First, it promotes its product as offering “enterprise-class disaster recovery” that is targeted at SMEs. Those are important terms to understand in relation to one’s business. In quizzing Zetta’s CEO Mike Grossman about them, Zetta defines SME as IT shops that have from 1-10 people in IT or an organization that has about 500 people. While Zetta has customers that are both smaller and larger in size than those definitions, if you are a very small organization (sub-25 people) or a larger organization (over 1000 people,) it behooves you to take a closer look at Zetta’s technology to make sure it aligns with your needs.
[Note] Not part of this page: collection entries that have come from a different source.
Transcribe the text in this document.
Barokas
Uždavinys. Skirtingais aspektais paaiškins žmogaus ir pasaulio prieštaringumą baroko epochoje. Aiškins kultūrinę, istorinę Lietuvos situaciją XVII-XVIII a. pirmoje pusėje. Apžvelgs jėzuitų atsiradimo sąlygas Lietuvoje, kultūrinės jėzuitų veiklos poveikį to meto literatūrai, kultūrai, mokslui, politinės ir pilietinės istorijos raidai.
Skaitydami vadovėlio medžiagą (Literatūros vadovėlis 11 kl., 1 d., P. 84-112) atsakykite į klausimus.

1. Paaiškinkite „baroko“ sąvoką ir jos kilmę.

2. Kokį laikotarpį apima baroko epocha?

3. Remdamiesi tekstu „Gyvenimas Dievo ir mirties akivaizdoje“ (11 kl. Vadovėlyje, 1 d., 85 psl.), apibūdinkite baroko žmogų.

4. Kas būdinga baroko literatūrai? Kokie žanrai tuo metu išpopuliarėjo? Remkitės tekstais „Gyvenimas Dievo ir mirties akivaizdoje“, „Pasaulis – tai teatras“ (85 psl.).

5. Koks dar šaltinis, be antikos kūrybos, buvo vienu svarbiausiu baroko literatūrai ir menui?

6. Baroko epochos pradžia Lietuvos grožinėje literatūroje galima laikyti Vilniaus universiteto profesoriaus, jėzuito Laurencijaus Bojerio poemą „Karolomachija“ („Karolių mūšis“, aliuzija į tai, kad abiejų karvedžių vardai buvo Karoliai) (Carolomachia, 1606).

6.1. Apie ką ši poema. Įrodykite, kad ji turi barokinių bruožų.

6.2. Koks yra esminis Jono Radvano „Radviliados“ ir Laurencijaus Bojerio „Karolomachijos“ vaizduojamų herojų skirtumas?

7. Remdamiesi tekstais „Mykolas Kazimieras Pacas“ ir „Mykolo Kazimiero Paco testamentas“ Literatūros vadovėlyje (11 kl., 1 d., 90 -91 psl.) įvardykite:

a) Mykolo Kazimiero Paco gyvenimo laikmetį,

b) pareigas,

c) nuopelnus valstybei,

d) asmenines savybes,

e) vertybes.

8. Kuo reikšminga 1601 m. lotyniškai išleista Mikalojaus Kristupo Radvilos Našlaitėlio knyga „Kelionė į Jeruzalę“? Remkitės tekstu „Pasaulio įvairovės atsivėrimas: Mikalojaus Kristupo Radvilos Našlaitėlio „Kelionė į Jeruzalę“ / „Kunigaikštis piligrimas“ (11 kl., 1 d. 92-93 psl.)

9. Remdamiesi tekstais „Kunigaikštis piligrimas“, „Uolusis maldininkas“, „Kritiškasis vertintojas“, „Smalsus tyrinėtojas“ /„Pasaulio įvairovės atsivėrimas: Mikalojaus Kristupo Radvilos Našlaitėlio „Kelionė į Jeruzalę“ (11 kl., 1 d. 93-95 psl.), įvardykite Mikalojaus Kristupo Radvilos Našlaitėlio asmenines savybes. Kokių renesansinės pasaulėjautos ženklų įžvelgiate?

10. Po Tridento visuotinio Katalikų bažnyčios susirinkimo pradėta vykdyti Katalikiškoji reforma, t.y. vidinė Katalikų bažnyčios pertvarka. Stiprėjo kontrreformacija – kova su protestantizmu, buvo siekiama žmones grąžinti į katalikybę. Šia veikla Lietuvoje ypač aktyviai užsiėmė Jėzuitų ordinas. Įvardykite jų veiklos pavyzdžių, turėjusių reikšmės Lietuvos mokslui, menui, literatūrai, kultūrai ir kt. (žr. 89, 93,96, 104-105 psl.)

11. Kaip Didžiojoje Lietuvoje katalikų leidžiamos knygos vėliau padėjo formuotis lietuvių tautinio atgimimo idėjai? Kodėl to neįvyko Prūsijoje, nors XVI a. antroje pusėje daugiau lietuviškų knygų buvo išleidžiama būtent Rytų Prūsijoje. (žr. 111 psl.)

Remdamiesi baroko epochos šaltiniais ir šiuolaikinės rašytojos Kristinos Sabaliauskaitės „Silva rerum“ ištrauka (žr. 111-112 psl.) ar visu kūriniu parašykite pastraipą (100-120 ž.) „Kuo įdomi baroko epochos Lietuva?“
Second, Zetta’s soup-to-nuts approach of delivering its services (cloud storage, cloud backup, and DRaaS) may not give organizations the breadth of flexibility that they want, especially when it comes to cloud storage. The size of the organizations in which Zetta has historically had success may not care or be overly concerned that they can only use Zetta’s cloud storage offering to store their data. However larger organizations increasingly want the option (even if they may never use it,) to keep their data with other cloud storage providers. It still appears Zetta does not currently give them that flexibility.